Mental health charities welcomed a government pledge yesterday to roll out talking therapy services across England to treat depression and anxiety.
Health secretary Alan Johnson committed to increasing NHS spending on psychological therapies to £170m by 2010-11, meaning an extra 900,000 people will be treated over the next three years and all GPs eventually will be able to offer the service.
This constitutes a massive increase on current pilot funding on talking therapies: £3.7m over two years for the two major pilots in Doncaster and Newham, east London, which were launched last year, and £2m in total annually for 11 further pilots launched this year.
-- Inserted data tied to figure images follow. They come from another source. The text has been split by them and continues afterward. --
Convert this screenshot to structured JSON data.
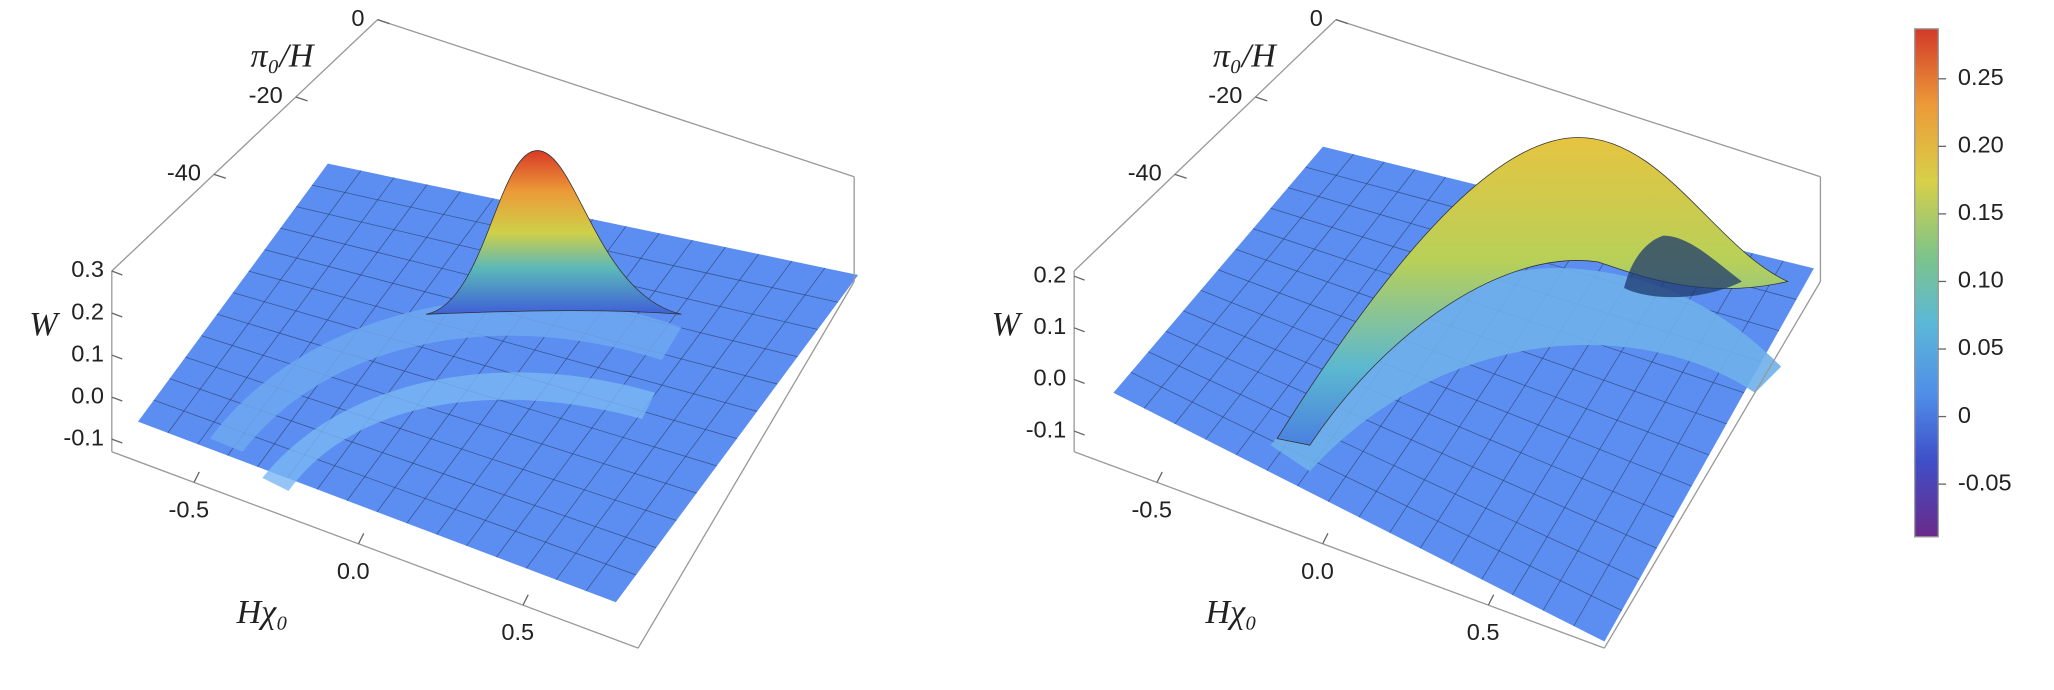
{
  "chart_data": [
    {
      "type": "surface3d",
      "xlabel": "Hχ₀",
      "ylabel": "π₀/H",
      "zlabel": "W",
      "xlim": [
        -0.75,
        0.85
      ],
      "xticks": [
        -0.5,
        {
          "value": 0,
          "label": "0.0"
        },
        0.5
      ],
      "ylim": [
        -65,
        0
      ],
      "yticks": [
        0,
        -20,
        -40
      ],
      "zlim": [
        -0.13,
        0.3
      ],
      "zticks": [
        0.3,
        0.2,
        0.1,
        {
          "value": 0,
          "label": "0.0"
        },
        -0.1
      ]
    },
    {
      "type": "surface3d",
      "xlabel": "Hχ₀",
      "ylabel": "π₀/H",
      "zlabel": "W",
      "xlim": [
        -0.75,
        0.85
      ],
      "xticks": [
        -0.5,
        {
          "value": 0,
          "label": "0.0"
        },
        0.5
      ],
      "ylim": [
        -65,
        0
      ],
      "yticks": [
        0,
        -20,
        -40
      ],
      "zlim": [
        -0.14,
        0.21
      ],
      "zticks": [
        0.2,
        0.1,
        {
          "value": 0,
          "label": "0.0"
        },
        -0.1
      ]
    },
    {
      "type": "colorbar",
      "ylim": [
        -0.089,
        0.287
      ],
      "yticks": [
        0.25,
        {
          "value": 0.2,
          "label": "0.20"
        },
        0.15,
        {
          "value": 0.1,
          "label": "0.10"
        },
        0.05,
        0,
        -0.05
      ]
    }
  ]
}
A survey of over 15,000 community mental health service users published last month by the Healthcare Commission found that over one-third of people who wanted talking treatments did not receive them.
This is despite guidance issued in 2004 by the National Institute for Health and Clinical Excellence calling for people to be offered talking therapies for common mental health problems, given their effectiveness.
A coalition of five mental health charities - the Mental Health Foundation, Mind, Rethink, the Sainsbury Centre for Mental Health and YoungMinds - which is campaigning for the guidance to be implemnted said yesterday's announcement was a "welcome boost".
Mental Health Foundation chief executive Andrew McCulloch said: "We hope this will result in the extension of psychological therapies to people of all ages, especially older people, young people and to ethnic minority groups, who are often harder to reach and less likely to be offered talking therapy treatments by their GPs."